After John Snow explained his connection between the pump on Broad St and the cholera deaths in the surrounding area, and sufficiently convinced city planners that something dangerous was lurking in the waters, the pump was closed. After closing the well, and thereby removing a serious point of contamination, the epidemic began to slow down in the area affected by the well. Johnson notes the reaction by the Globe.
The Globe published an upbeat—and typically miasmatic—account of the present state of the neighborhood: “Owing to the favorable change in weather, the pestilence which has raged with such frightful severity in this district has abated…(131).”
Reading this made me think of the vaccine scare, and the way news media hyped reports from angry parents who wanted to connect their children’s autism to some palpable causative factor, even though none of the evidence was there.
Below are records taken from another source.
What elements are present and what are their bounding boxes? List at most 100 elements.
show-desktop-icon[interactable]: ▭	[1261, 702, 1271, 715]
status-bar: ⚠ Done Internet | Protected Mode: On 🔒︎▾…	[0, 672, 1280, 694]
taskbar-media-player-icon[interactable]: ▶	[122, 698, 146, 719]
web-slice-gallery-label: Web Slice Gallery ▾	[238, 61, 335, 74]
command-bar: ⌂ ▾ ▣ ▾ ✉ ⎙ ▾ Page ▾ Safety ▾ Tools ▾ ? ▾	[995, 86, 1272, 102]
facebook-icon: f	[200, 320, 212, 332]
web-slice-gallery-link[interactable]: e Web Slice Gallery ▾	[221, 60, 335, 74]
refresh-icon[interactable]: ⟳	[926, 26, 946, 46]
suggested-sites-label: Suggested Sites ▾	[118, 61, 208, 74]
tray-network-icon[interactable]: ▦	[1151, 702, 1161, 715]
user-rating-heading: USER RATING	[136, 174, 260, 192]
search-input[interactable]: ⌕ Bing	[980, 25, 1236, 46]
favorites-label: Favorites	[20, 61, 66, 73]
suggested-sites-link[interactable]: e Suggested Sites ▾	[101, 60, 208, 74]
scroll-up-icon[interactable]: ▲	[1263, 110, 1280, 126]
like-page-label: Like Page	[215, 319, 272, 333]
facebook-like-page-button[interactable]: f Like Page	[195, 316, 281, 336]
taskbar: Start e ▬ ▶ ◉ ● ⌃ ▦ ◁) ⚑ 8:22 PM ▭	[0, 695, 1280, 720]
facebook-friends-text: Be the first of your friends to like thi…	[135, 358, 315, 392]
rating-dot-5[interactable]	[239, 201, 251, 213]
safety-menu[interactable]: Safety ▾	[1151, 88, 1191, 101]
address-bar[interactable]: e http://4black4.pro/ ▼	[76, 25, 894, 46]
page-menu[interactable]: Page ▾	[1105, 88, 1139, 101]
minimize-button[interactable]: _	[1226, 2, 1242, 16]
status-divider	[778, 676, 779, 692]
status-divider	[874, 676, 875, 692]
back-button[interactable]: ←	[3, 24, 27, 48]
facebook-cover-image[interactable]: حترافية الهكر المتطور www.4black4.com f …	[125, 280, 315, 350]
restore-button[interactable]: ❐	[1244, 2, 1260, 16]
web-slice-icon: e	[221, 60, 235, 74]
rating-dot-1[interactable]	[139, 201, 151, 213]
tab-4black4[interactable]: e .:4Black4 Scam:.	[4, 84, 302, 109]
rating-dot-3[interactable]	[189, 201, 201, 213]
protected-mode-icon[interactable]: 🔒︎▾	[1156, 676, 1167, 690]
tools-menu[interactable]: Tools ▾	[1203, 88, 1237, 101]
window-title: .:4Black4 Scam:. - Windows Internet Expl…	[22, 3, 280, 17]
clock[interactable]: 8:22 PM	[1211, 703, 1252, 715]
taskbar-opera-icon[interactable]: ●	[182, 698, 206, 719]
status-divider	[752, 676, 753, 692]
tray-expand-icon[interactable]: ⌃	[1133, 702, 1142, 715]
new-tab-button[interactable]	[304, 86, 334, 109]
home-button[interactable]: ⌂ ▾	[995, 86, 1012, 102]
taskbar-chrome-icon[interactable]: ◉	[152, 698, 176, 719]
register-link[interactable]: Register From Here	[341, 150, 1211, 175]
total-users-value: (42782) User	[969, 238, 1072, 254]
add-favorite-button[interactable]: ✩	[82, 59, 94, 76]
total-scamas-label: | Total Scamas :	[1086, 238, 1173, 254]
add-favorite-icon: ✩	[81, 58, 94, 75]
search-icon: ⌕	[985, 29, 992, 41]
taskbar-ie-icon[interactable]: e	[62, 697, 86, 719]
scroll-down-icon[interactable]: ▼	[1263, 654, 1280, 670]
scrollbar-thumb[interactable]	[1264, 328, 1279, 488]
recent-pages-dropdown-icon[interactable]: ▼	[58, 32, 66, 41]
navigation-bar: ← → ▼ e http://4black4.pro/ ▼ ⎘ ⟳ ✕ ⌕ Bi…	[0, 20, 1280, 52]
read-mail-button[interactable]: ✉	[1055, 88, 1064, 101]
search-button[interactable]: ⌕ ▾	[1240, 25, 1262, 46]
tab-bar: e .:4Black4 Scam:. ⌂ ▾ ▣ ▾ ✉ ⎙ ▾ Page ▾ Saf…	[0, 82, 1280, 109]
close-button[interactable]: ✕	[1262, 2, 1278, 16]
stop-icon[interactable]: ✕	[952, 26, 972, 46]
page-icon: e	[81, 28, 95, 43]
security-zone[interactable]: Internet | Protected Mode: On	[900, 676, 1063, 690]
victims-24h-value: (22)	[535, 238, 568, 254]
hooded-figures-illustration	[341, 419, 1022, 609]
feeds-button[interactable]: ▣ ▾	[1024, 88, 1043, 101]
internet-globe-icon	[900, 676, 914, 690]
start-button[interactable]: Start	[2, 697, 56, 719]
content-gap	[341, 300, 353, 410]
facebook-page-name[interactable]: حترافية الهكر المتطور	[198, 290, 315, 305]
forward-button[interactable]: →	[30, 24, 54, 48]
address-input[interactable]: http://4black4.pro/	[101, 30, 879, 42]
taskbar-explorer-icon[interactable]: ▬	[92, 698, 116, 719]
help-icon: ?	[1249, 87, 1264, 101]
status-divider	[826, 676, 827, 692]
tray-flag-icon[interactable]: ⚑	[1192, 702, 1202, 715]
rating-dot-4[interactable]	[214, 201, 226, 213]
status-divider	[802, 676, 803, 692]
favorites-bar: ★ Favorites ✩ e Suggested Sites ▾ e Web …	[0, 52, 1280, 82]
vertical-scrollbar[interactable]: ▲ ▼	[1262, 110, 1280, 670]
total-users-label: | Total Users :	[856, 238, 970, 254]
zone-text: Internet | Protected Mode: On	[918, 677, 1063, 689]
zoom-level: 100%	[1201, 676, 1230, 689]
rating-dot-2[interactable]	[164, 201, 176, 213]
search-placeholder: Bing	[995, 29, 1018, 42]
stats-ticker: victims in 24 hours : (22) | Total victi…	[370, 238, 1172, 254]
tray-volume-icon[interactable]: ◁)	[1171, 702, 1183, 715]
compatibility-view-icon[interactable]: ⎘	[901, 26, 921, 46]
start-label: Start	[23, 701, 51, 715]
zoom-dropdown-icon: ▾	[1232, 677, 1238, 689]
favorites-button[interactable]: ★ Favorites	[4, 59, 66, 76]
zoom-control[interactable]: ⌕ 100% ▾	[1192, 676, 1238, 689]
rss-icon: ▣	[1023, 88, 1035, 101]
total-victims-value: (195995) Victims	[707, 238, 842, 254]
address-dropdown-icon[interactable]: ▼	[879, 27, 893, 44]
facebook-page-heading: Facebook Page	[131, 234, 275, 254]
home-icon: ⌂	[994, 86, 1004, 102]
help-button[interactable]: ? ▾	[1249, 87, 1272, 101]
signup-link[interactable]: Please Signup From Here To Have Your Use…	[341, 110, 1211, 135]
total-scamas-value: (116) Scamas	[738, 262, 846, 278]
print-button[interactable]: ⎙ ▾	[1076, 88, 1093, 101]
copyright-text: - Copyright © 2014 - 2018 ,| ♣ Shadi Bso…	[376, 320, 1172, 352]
In the case of the Globe’s story, they were likely well aware that a significant change in the neighborhood was the closing of pump. The pump was an important landmark and known for its quality water, and closing it inconvenienced a fair number of people. However the Globe chose to write a story appealing to what people already think, that is, that weather patterns, smells, and air born “humors” somehow cause diseases. This made me think of the vaccine issue, because despite the fact that there has been as far as I know zero proof that vaccines cause autism—and it has been established by researchers that a connecting factor among those babies who have autism and were vaccinated is that they were formula fed, which is much more likely to be related—the concept of autism from vaccines is still in the vernacular. And some publications reported on the issue despite the entire lack of evidence, and only further perpetrated the concept, as with the Globe and the miasma theory.